Stéphane Boyer, lui, soutient qu’il en va d’un choix de société. « Est-ce que notre vision, c’est moins d’autobus et donc plus de congestion ? Parce que c’est vers là qu’on s’en va si on retient la proposition du gouvernement », s’est-il inquiété, disant craindre un « tournant très néfaste » pour l’avenir de la mobilité.

« On peut trouver une entente, mais le gouvernement va devoir mettre de l’eau dans son vin. Les citoyens ne peuvent plus à eux seuls absorber la facture », a de son côté avancé Nicolas Dufour, en rappelant qu’à Repentigny, la proposition du gouvernement ferait bondir de 5 % le compte de taxes de la population.

La mairesse Lise Michaud, elle, croit toujours qu’il est possible de « négocier de bonne foi » avec Québec, mais déplore que « sur les couronnes, c’est famélique, on manque de transport en commun ».
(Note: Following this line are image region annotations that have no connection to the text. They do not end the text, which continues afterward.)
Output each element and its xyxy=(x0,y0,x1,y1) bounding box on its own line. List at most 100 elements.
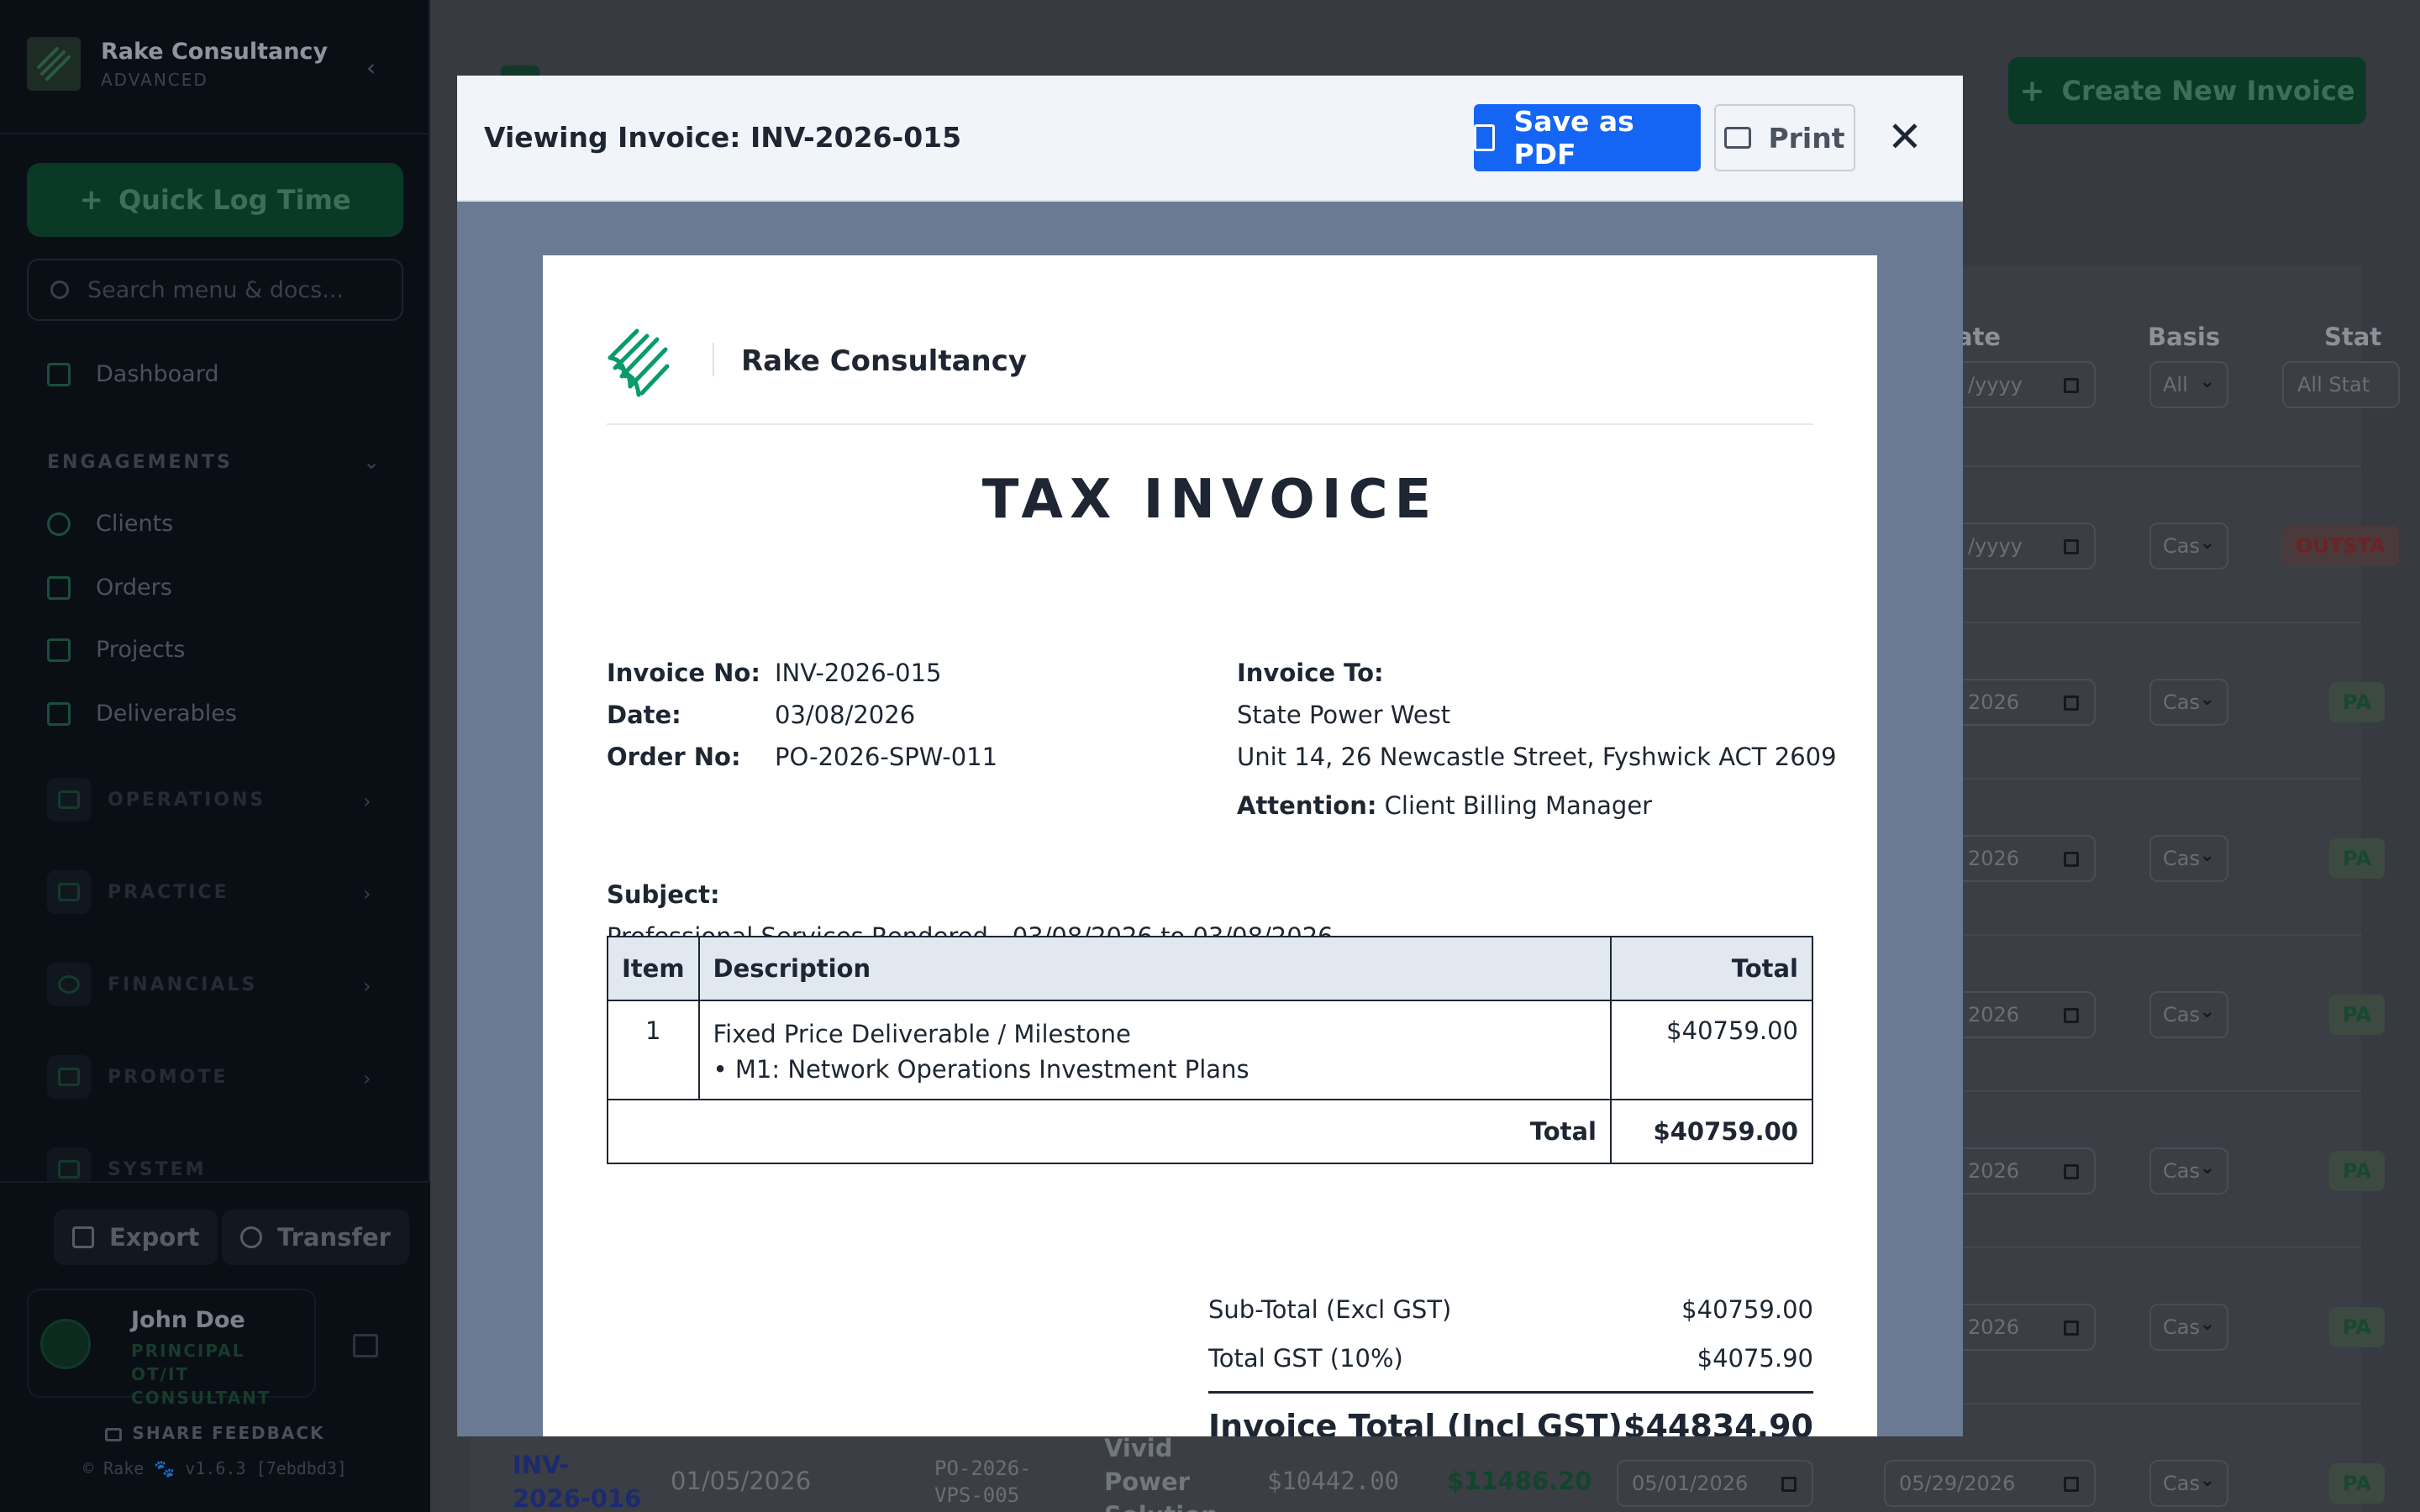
user-card[interactable]: John Doe PRINCIPAL OT/IT CONSULTANT xyxy=(27,1289,316,1408)
avatar xyxy=(40,1319,91,1369)
basis-select[interactable]: Cas ⌄ xyxy=(2149,1147,2228,1194)
basis-filter-select[interactable]: All ⌄ xyxy=(2149,361,2228,408)
subtotal-value: $40759.00 xyxy=(1681,1295,1813,1324)
basis-select[interactable]: Cas ⌄ xyxy=(2149,835,2228,882)
search-icon xyxy=(50,281,69,299)
date-value: 03/08/2026 xyxy=(775,701,916,729)
column-header-total: Total xyxy=(1610,936,1813,1001)
chevron-right-icon: › xyxy=(363,882,371,906)
plus-icon: + xyxy=(2019,73,2045,108)
brand[interactable]: Rake Consultancy ADVANCED xyxy=(27,37,328,91)
collapse-sidebar-icon[interactable]: ‹ xyxy=(366,54,376,81)
column-header-basis[interactable]: Basis xyxy=(2148,323,2220,351)
quick-log-time-button[interactable]: + Quick Log Time xyxy=(27,163,403,237)
calendar-icon xyxy=(2064,378,2079,393)
group-financials[interactable]: FINANCIALS xyxy=(47,963,257,1006)
invoice-no-label: Invoice No: xyxy=(607,659,760,687)
table-row: 1 Fixed Price Deliverable / Milestone • … xyxy=(607,1000,1813,1100)
modal-title: Viewing Invoice: INV-2026-015 xyxy=(484,121,962,154)
calendar-icon xyxy=(2064,1320,2079,1336)
sidebar-item-label: Orders xyxy=(96,575,172,601)
chevron-down-icon: ⌄ xyxy=(2199,689,2215,710)
export-button[interactable]: Export xyxy=(54,1210,218,1265)
chevron-down-icon: ⌄ xyxy=(2199,845,2215,866)
status-badge: PA xyxy=(2329,682,2385,722)
basis-select[interactable]: Cas ⌄ xyxy=(2149,1304,2228,1351)
invoice-number-link[interactable]: INV- 2026-016 xyxy=(513,1448,641,1512)
section-engagements[interactable]: ENGAGEMENTS xyxy=(47,452,233,473)
plus-icon: + xyxy=(79,183,103,217)
file-download-icon xyxy=(1474,124,1496,151)
operations-icon xyxy=(47,778,91,822)
practice-icon xyxy=(47,870,91,914)
basis-select[interactable]: Cas ⌄ xyxy=(2149,679,2228,726)
sidebar-item-deliverables[interactable]: Deliverables xyxy=(47,701,237,727)
invoice-no-value: INV-2026-015 xyxy=(775,659,942,687)
dashboard-icon xyxy=(47,362,71,386)
client-name: Vivid Power Solution xyxy=(1104,1434,1218,1512)
item-number: 1 xyxy=(607,1000,700,1100)
status-badge: PA xyxy=(2329,838,2385,879)
divider xyxy=(607,423,1813,425)
issued-date-input[interactable]: 05/01/2026 xyxy=(1617,1460,1813,1507)
grand-total-label: Invoice Total (Incl GST) xyxy=(1208,1408,1623,1436)
print-button[interactable]: Print xyxy=(1714,104,1855,171)
order-no-value: PO-2026-SPW-011 xyxy=(775,743,998,771)
sidebar-item-dashboard[interactable]: Dashboard xyxy=(47,361,218,387)
basis-select[interactable]: Cas ⌄ xyxy=(2149,522,2228,570)
basis-select[interactable]: Cas ⌄ xyxy=(2149,991,2228,1038)
invoice-document: Rake Consultancy TAX INVOICE Invoice No:… xyxy=(543,255,1877,1436)
invoice-date: 01/05/2026 xyxy=(671,1467,812,1495)
group-operations[interactable]: OPERATIONS xyxy=(47,778,266,822)
status-badge: PA xyxy=(2329,1307,2385,1347)
checklist-icon xyxy=(47,701,71,726)
gst-value: $4075.90 xyxy=(1697,1344,1813,1373)
document-title: TAX INVOICE xyxy=(981,469,1439,531)
invoice-amount: $10442.00 xyxy=(1267,1467,1400,1495)
item-description: Fixed Price Deliverable / Milestone • M1… xyxy=(697,1000,1612,1100)
share-feedback-link[interactable]: SHARE FEEDBACK xyxy=(0,1423,430,1443)
sidebar-item-projects[interactable]: Projects xyxy=(47,637,185,663)
close-icon[interactable]: ✕ xyxy=(1884,116,1926,158)
client-address: Unit 14, 26 Newcastle Street, Fyshwick A… xyxy=(1237,743,1837,771)
column-header-item: Item xyxy=(607,936,700,1001)
attention-line: Attention: Client Billing Manager xyxy=(1237,791,1653,820)
calendar-icon xyxy=(2064,1164,2079,1179)
group-practice[interactable]: PRACTICE xyxy=(47,870,229,914)
sidebar-item-clients[interactable]: Clients xyxy=(47,511,173,537)
chevron-down-icon: ⌄ xyxy=(2199,1470,2215,1491)
promote-icon xyxy=(47,1055,91,1099)
client-name: State Power West xyxy=(1237,701,1451,729)
chevron-down-icon: ⌄ xyxy=(2199,1314,2215,1335)
column-header-status[interactable]: Stat xyxy=(2324,323,2381,351)
brand-logo-icon xyxy=(27,37,81,91)
briefcase-icon xyxy=(47,638,71,662)
invoice-total: $11486.20 xyxy=(1447,1467,1592,1495)
transfer-button[interactable]: Transfer xyxy=(222,1210,409,1265)
chevron-right-icon: › xyxy=(363,1067,371,1090)
table-header-row: Item Description Total xyxy=(607,936,1813,1001)
status-filter-select[interactable]: All Stat xyxy=(2282,361,2400,408)
create-new-invoice-button[interactable]: + Create New Invoice xyxy=(2008,57,2366,124)
sidebar-item-label: Deliverables xyxy=(96,701,237,727)
share-icon xyxy=(240,1226,262,1248)
status-badge: OUTSTA xyxy=(2282,526,2399,566)
chevron-down-icon[interactable]: ⌄ xyxy=(363,450,380,474)
footer-total-label: Total xyxy=(607,1099,1612,1164)
logout-icon[interactable] xyxy=(353,1334,378,1357)
sidebar-search-input[interactable]: Search menu & docs... xyxy=(27,259,403,321)
search-placeholder: Search menu & docs... xyxy=(87,276,345,303)
save-as-pdf-button[interactable]: Save as PDF xyxy=(1474,104,1701,171)
due-date-input[interactable]: 05/29/2026 xyxy=(1884,1460,2096,1507)
grand-total-value: $44834.90 xyxy=(1623,1408,1813,1436)
download-icon xyxy=(72,1226,94,1248)
footer-total-value: $40759.00 xyxy=(1610,1099,1813,1164)
sidebar-item-orders[interactable]: Orders xyxy=(47,575,172,601)
status-badge: PA xyxy=(2329,1463,2385,1504)
column-header-description: Description xyxy=(697,936,1612,1001)
brand-tier: ADVANCED xyxy=(101,69,208,90)
basis-select[interactable]: Cas ⌄ xyxy=(2149,1460,2228,1507)
status-badge: PA xyxy=(2329,1151,2385,1191)
users-icon xyxy=(47,512,71,536)
group-promote[interactable]: PROMOTE xyxy=(47,1055,228,1099)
« Ce n’est vraiment pas le temps de demander aux citoyens de payer plus. On veut tous du transport collectif qui va permettre d’atteindre nos objectifs en densification et, justement, atteindre aussi les objectifs du gouvernement pour éviter l’étalement urbain », a-t-elle conclu.

Appelé à réagir, le cabinet de la ministre Geneviève Guilbault n’a pas souhaité commenter la sortie des cinq élus municipaux, jeudi. Mme Guilbault sera vendredi dans la métropole, à l’occasion d’une première rencontre du comité directeur de Mobilité Montréal en près de quatre ans. Elle devrait rencontrer plusieurs élus municipaux en marge de cette activité.